In 1980, she was diagnosed with breast cancer, but a crew of capable physicians at the George Washington University (GW) Hospital were able to start a care regimen to manage her diagnosis, and she had a lumpectomy in 1989. Twenty-five years later, however, the cancer returned, and she returned to GW.
“The doctors are interested in me as a person, not as a condition,” she explains. “I feel very lucky to have such caring doctors.”
Her physician, Letitia Carlson, MD, MPH ’92, associate clinical professor at the GW School of Medicine and Health Sciences (SMHS), caught the cancer during Willens’ annual mammogram and sent her to Anita McSwain, MD, assistant professor of surgery at SMHS and associate director of the Breast Care Center.
“I didn’t think of [the cancer] coming back, but it can happen at any time, even 25 years later,” Willens said, adding that she underwent a mastectomy. “[But] I felt I was in good hands and very supported by Dr.
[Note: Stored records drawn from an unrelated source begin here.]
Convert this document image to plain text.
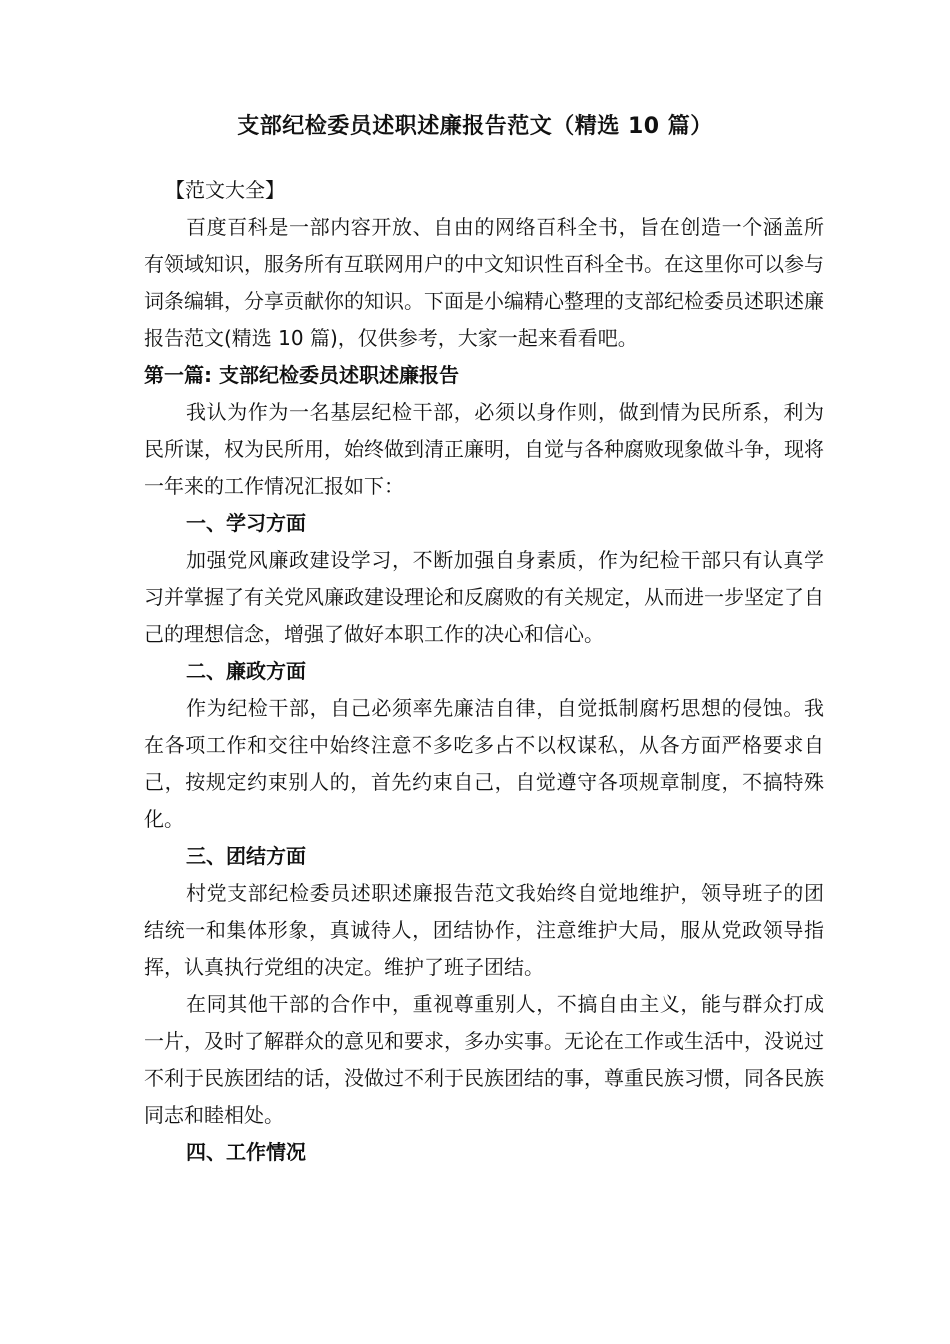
支部纪检委员述职述廉报告范文（精选 10 篇）

【范文大全】

百度百科是一部内容开放、自由的网络百科全书，旨在创造一个涵盖所有领域知识，服务所有互联网用户的中文知识性百科全书。在这里你可以参与词条编辑，分享贡献你的知识。下面是小编精心整理的支部纪检委员述职述廉报告范文(精选 10 篇)，仅供参考，大家一起来看看吧。

第一篇: 支部纪检委员述职述廉报告

我认为作为一名基层纪检干部，必须以身作则，做到情为民所系，利为民所谋，权为民所用，始终做到清正廉明，自觉与各种腐败现象做斗争，现将一年来的工作情况汇报如下：

一、学习方面

加强党风廉政建设学习，不断加强自身素质，作为纪检干部只有认真学习并掌握了有关党风廉政建设理论和反腐败的有关规定，从而进一步坚定了自己的理想信念，增强了做好本职工作的决心和信心。

二、廉政方面

作为纪检干部，自己必须率先廉洁自律，自觉抵制腐朽思想的侵蚀。我在各项工作和交往中始终注意不多吃多占不以权谋私，从各方面严格要求自己，按规定约束别人的，首先约束自己，自觉遵守各项规章制度，不搞特殊化。

三、团结方面

村党支部纪检委员述职述廉报告范文我始终自觉地维护，领导班子的团结统一和集体形象，真诚待人，团结协作，注意维护大局，服从党政领导指挥，认真执行党组的决定。维护了班子团结。

在同其他干部的合作中，重视尊重别人，不搞自由主义，能与群众打成一片，及时了解群众的意见和要求，多办实事。无论在工作或生活中，没说过不利于民族团结的话，没做过不利于民族团结的事，尊重民族习惯，同各民族同志和睦相处。

四、工作情况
McSwain, which is so important when you’re so scared.”
Now 90 years old, she credits her doctors – including Imad Tabbara, MD, professor of medicine at SMHS, and David Belyea, MD, professor of ophthalmology at SMHS – with keeping her going.
“They treat me like so much more than a condition or procedure. They care for me, the person. I feel like they want me around,” she said.